I open my eyes. Breathe out. The humming of music and giddy chitchat dissolve into the sound of a ticking wall-clock and passing cars outside my window. Selfishly, I find comfort in the fact that this year’s festivals are cancelled. It would be a torture to watch them through my friends’ Instagram stories while stuck behind closed borders with grounded planes. And yet, my mind keeps slipping into a parallel universe where there is no pandemic. Where Roskilde Festival doesn’t attempt to keep its spirit alive by encouraging people to camp in their own backyards. Instead, we are there, debating whether Taylor Swift is amazing or average, but looking forward to seeing her headline the night nevertheless.
Footage from past festivals barely seems real in current circumstances. Thousands of people dancing together, holding hands and sharing drinks. Not a single glimpse of fear on their faces, but if there is, it is because they touched their pocket and couldn’t immediately locate their phone. Not because of the risk of a highly contagious disease. I miss festivals a lot. In times when live music lies dormant, I find myself nostalgic even for the annoying things. Like the lack of signal, entailing that if you have lost your friend in the crowd, you are on your own. Or the people who wouldn’t stop talking throughout the show. Or the loved-up couple I am cursed to always get stuck behind.

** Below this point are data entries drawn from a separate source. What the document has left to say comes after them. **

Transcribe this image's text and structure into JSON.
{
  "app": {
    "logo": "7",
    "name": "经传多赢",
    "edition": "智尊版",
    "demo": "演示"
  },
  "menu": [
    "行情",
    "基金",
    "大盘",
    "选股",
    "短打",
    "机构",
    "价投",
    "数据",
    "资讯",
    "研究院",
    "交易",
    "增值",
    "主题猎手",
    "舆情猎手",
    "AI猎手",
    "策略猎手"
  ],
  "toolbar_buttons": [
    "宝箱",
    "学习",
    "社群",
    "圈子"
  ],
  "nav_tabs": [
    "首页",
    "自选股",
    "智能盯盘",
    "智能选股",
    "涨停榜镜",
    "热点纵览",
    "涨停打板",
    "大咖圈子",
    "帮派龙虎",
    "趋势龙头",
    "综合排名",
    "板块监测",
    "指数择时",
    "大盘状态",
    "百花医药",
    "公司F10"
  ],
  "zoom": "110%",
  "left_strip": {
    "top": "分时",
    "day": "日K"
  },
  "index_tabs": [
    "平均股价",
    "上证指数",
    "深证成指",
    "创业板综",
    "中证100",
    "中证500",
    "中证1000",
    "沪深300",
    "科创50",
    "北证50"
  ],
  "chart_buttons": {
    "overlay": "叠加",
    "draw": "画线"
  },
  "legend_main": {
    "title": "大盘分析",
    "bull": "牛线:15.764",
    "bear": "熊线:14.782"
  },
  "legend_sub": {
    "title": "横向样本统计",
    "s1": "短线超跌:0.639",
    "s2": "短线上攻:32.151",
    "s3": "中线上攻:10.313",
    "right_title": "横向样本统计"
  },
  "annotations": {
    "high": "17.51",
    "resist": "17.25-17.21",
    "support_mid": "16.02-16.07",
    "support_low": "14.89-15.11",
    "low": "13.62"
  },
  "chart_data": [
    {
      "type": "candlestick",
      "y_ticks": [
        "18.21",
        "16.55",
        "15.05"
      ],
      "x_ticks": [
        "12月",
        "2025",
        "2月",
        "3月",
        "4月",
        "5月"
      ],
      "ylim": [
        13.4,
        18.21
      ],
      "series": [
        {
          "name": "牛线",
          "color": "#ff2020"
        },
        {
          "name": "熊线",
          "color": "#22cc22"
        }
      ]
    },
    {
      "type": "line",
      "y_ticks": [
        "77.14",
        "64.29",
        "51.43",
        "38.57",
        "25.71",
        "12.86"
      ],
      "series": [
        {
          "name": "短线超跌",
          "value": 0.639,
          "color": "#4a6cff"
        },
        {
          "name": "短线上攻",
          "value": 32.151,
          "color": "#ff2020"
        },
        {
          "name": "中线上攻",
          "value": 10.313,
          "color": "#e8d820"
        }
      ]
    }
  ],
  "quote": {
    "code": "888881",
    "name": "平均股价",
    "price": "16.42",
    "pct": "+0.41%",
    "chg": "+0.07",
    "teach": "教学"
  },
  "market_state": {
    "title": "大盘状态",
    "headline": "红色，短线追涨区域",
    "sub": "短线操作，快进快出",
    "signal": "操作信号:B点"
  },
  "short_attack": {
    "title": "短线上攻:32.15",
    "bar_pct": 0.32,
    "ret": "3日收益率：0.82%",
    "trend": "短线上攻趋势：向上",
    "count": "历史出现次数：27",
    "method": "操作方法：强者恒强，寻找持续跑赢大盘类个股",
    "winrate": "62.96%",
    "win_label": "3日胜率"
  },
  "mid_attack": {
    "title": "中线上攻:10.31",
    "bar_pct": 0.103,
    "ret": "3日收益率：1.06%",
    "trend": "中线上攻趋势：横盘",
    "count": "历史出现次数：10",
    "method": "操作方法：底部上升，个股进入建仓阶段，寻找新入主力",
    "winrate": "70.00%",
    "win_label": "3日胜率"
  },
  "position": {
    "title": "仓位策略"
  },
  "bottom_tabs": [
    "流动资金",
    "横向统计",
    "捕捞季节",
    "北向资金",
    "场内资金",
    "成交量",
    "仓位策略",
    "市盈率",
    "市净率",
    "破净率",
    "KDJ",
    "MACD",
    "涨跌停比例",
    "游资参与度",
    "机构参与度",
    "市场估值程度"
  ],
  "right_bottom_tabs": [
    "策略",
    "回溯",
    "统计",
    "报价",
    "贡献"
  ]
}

Even more than I miss chilling at music festivals, I miss working at them. A strange sensation of impostor syndrome mixed with pride and excitement followed me into every press area. In a wave of nostalgia, it is not the big things I reminisce about—like photographing the headliner or interviewing a favourite band. I miss the little things that happened in between. There was always something magical about being escorted into the photo pit, especially at Roskilde. I would often recognise other journalists but feel too shy to say hi to them because they are so much cooler than me. I miss the roar of the crowd. I miss collapsing from exhaustion at an Airbnb just to do it all over again the next day.
Eventually, hopefully next summer, we will meet on the dusty grassy field again. There will be some anxious, cautious looks. The conversations in foreign languages will inevitably discuss the year when music stopped. A band will come on stage. The singer will make a speech about how nice it is to be back. The roar of the crowd will thunder louder than ever before. It won’t be an end, and it won’t be a beginning. It will be simply a moment suspended in time. And we will be there.